Mridul Muralidharan
Wed, 02 Jul 2008 13:40:23 -0700
Kayla Jay wrote:
I have two types of XML documents. 1) 1 big huge file that has many XML documents contained within
If there is some way to identify a document boundry - like if a document occupies only a single line, or the start tag is unique, etc.
The you can load based on that. Something like : in bind -> keep searching down the stream until you hit start tag. in getNext -> if past end of file split - return null. create document using sax, return the string representation of that.In one of the udf's I had to write, each document was in a single line, so I was just doing a line based reading. One thing to be kept in mind in bind() is that, you might already be at start of next tuple/document - so check for that before going down the stream to find end of document. [This is a bug that PigStorage() suffers from currently iirc when the filesplit is at a record boundary.]
2) Logs of mid-size individual XML documents in a directory.
In this case, you just need a simple udf (variant of above) - where you just read the document in its entirety from the stream and return its string form. If a file has only a single file, then you might want to also do if start offset != 0, return null always.
Based on number of documents, hadoop will do a distributed load of them in parallel using your loaders.
The difference between (1) and (2) is that in (2), there is a way to do a parallel load single file is a logical split of documents - while in (1) you have to identify the split points yourself.
I'm not exactly sure how to use Pig to find associations once I can parse an XML document.

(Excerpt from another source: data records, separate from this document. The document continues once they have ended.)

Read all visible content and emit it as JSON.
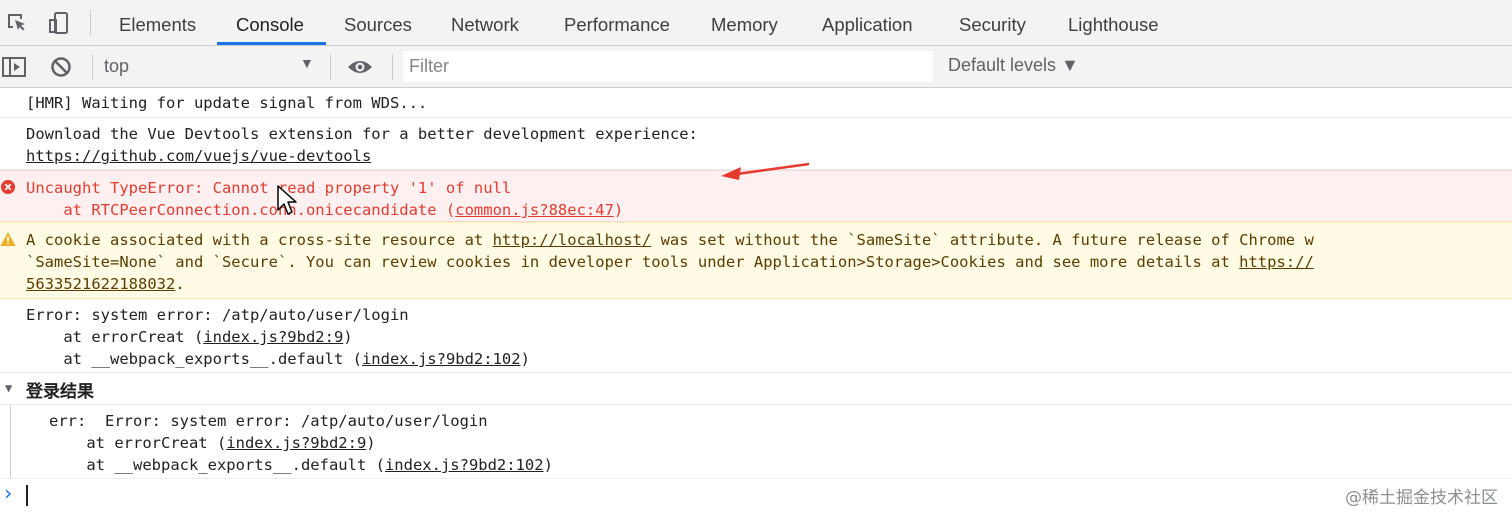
{
  "tabs": [
    {
      "label": "Elements",
      "active": false
    },
    {
      "label": "Console",
      "active": true
    },
    {
      "label": "Sources",
      "active": false
    },
    {
      "label": "Network",
      "active": false
    },
    {
      "label": "Performance",
      "active": false
    },
    {
      "label": "Memory",
      "active": false
    },
    {
      "label": "Application",
      "active": false
    },
    {
      "label": "Security",
      "active": false
    },
    {
      "label": "Lighthouse",
      "active": false
    }
  ],
  "toolbar": {
    "context": "top",
    "filter_placeholder": "Filter",
    "filter_value": "",
    "levels": "Default levels ▼"
  },
  "console": {
    "hmr": "[HMR] Waiting for update signal from WDS...",
    "devtools_line1": "Download the Vue Devtools extension for a better development experience:",
    "devtools_link": "https://github.com/vuejs/vue-devtools",
    "error": {
      "line1": "Uncaught TypeError: Cannot read property '1' of null",
      "line2_prefix": "    at RTCPeerConnection.conn.onicecandidate (",
      "line2_link": "common.js?88ec:47",
      "line2_suffix": ")"
    },
    "warning": {
      "l1_a": "A cookie associated with a cross-site resource at ",
      "l1_link": "http://localhost/",
      "l1_b": " was set without the `SameSite` attribute. A future release of Chrome w",
      "l2_a": "`SameSite=None` and `Secure`. You can review cookies in developer tools under Application>Storage>Cookies and see more details at ",
      "l2_link": "https://",
      "l3_link": "5633521622188032",
      "l3_b": "."
    },
    "system_error": {
      "line1": "Error: system error: /atp/auto/user/login",
      "line2_prefix": "    at errorCreat (",
      "line2_link": "index.js?9bd2:9",
      "line2_suffix": ")",
      "line3_prefix": "    at __webpack_exports__.default (",
      "line3_link": "index.js?9bd2:102",
      "line3_suffix": ")"
    },
    "group": {
      "title": "登录结果",
      "line1": "err:  Error: system error: /atp/auto/user/login",
      "line2_prefix": "    at errorCreat (",
      "line2_link": "index.js?9bd2:9",
      "line2_suffix": ")",
      "line3_prefix": "    at __webpack_exports__.default (",
      "line3_link": "index.js?9bd2:102",
      "line3_suffix": ")"
    },
    "prompt_symbol": "›"
  },
  "watermark": "@稀土掘金技术社区",
  "colors": {
    "accent": "#1a73e8",
    "error_text": "#e43c30",
    "error_bg": "#fef0f0",
    "warning_bg": "#fffbe5",
    "warning_icon": "#f2ab26",
    "annotation_arrow": "#e8392f"
  },
  "icons": [
    "inspect-element-icon",
    "device-toggle-icon",
    "sidebar-toggle-icon",
    "clear-console-icon",
    "eye-icon",
    "error-icon",
    "warning-icon",
    "expand-triangle-icon",
    "mouse-cursor-icon",
    "red-arrow-annotation"
  ]
}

Unfortunately, pig does not support complex types (even if Readable/Writable) - or even custom aggregations of simple types - the only aggregation supported are through its own primitives - tuple, bag, datamap, etc. [Simple types is coming in next ver - current ver only deals with string's though are some idioms which work on long/float/string like comparisons for example]
In your case, if you cant pull out the required info out as part of load (if you know all xpath's which are going to be applied to all documents) and return them, alternative is to return the string representation, serialize/deserialize the string/dom each time you want to apply xpath's on it/modify it in your custom filterfunc/evalfunc.
Others might have better ideas of working with these though ... the above is only based on my experience of using pig :-)
Regards, Mridul
----- Original Message ---- From: Mridul Muralidharan <[EMAIL PROTECTED]> To: pig-user@incubator.apache.org Sent: Tuesday, July 1, 2008 6:32:28 PM Subject: Re: Pig + xml ? Hi, What does the input look like ? - A single file with multiple xml documents ? - A directory containing a lot of individual xml files ?If the former, then it might be slightly tricky since you will need to identify when an xml document "ends" and another "begins". In simple cases, it could be an entire document in a single line - in which case, a simple line based loader will handle things fine. If you have a special root node in your schema, you can use that for finding the start of a document/end of document and parse that out as a document/sax/etc.Regards, Mridul Kayla Jay wrote:Hi Can you use Pig with XML data files? If so, does anyone have any examples? I want to do something that would equate to an XPath query against the XML. Thanks.